Pleas in law and main arguments:

For some years, the applicant has received a double child allowance under Article 67(3) of the Staff Regulations. Since December 1998, the applicant's severely disabled son has been receiving monthly disability assistance payments from a Luxembourg fund. In 1999, the applicant notified these payments as a precaution. As a result, the amount of the payments from the fund, which regularly exceeded the double child allowance, was deducted from these family allowances, repayment was demanded of past sums paid since the award of the special assistance by the Luxembourg fund, and family allowances which would otherwise have been due thereafter were subsequently not paid.

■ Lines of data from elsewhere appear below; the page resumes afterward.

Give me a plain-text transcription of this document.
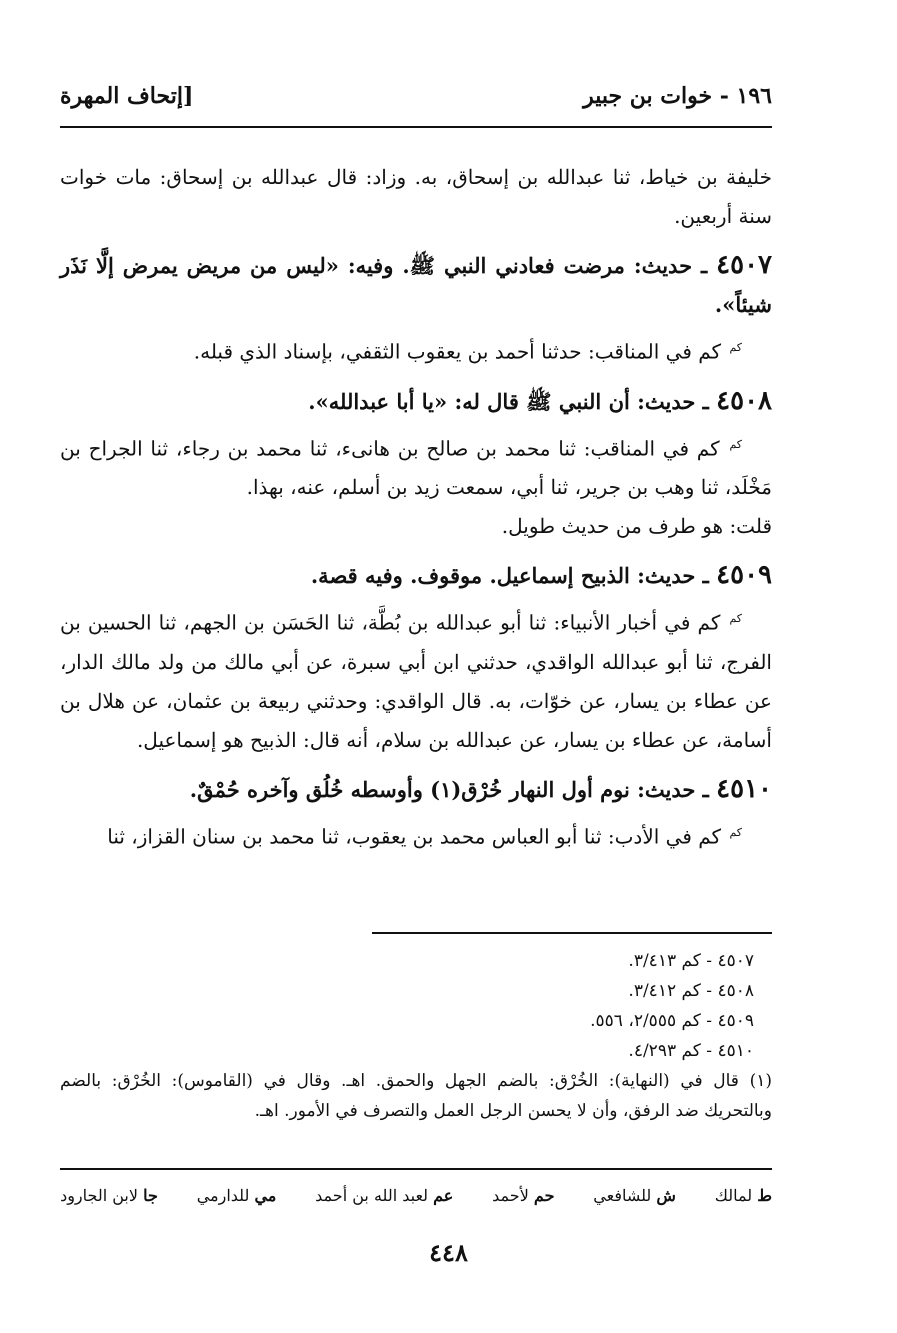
١٩٦ - خوات بن جبير
[إتحاف المهرة

خليفة بن خياط، ثنا عبدالله بن إسحاق، به. وزاد: قال عبدالله بن إسحاق: مات خوات سنة أربعين.

٤٥٠٧ ـ حديث: مرضت فعادني النبي ﷺ. وفيه: «ليس من مريض يمرض إلَّا نَذَر شيئاً».

$^{كم}$ كم في المناقب: حدثنا أحمد بن يعقوب الثقفي، بإسناد الذي قبله.

٤٥٠٨ ـ حديث: أن النبي ﷺ قال له: «يا أبا عبدالله».

$^{كم}$ كم في المناقب: ثنا محمد بن صالح بن هانىء، ثنا محمد بن رجاء، ثنا الجراح بن مَخْلَد، ثنا وهب بن جرير، ثنا أبي، سمعت زيد بن أسلم، عنه، بهذا.

قلت: هو طرف من حديث طويل.

٤٥٠٩ ـ حديث: الذبيح إسماعيل. موقوف. وفيه قصة.

$^{كم}$ كم في أخبار الأنبياء: ثنا أبو عبدالله بن بُطَّة، ثنا الحَسَن بن الجهم، ثنا الحسين بن الفرج، ثنا أبو عبدالله الواقدي، حدثني ابن أبي سبرة، عن أبي مالك من ولد مالك الدار، عن عطاء بن يسار، عن خوّات، به. قال الواقدي: وحدثني ربيعة بن عثمان، عن هلال بن أسامة، عن عطاء بن يسار، عن عبدالله بن سلام، أنه قال: الذبيح هو إسماعيل.

٤٥١٠ ـ حديث: نوم أول النهار خُرْق(١) وأوسطه خُلُق وآخره حُمْقٌ.

$^{كم}$ كم في الأدب: ثنا أبو العباس محمد بن يعقوب، ثنا محمد بن سنان القزاز، ثنا

٤٥٠٧ - كم ٣/٤١٣.

٤٥٠٨ - كم ٣/٤١٢.

٤٥٠٩ - كم ٢/٥٥٥، ٥٥٦.

٤٥١٠ - كم ٤/٢٩٣.

(١) قال في (النهاية): الخُرْق: بالضم الجهل والحمق. اهـ. وقال في (القاموس): الخُرْق: بالضم وبالتحريك ضد الرفق، وأن لا يحسن الرجل العمل والتصرف في الأمور. اهـ.

ط لمالك
ش للشافعي
حم لأحمد
عم لعبد الله بن أحمد
مي للدارمي
جا لابن الجارود
٤٤٨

The applicant claims that the conditions under which a deduction may be made under Article 67(2) of the Staff Regulations have not been met. According to the definition in Article 67(3), the double child allowance is to be paid in order to relieve the financial burden on an official who, because his child is severely handicapped, is involved in 'heavy expenditure'. By contrast, the fund defines payments made by it as 'special assistance for severely disabled persons'. They are separate payments, which are awarded to the handicapped child itself, rather than to the applicant, even though the money is paid to the child's legal representative because the person entitled to it is a minor. The payments are thus neither 'allowances', nor are they 'of like nature'. Their deduction under Article 67(2) of the Staff Regulations is therefore unlawful. Furthermore, the deductions were, from the start, made contrary to the better legal view.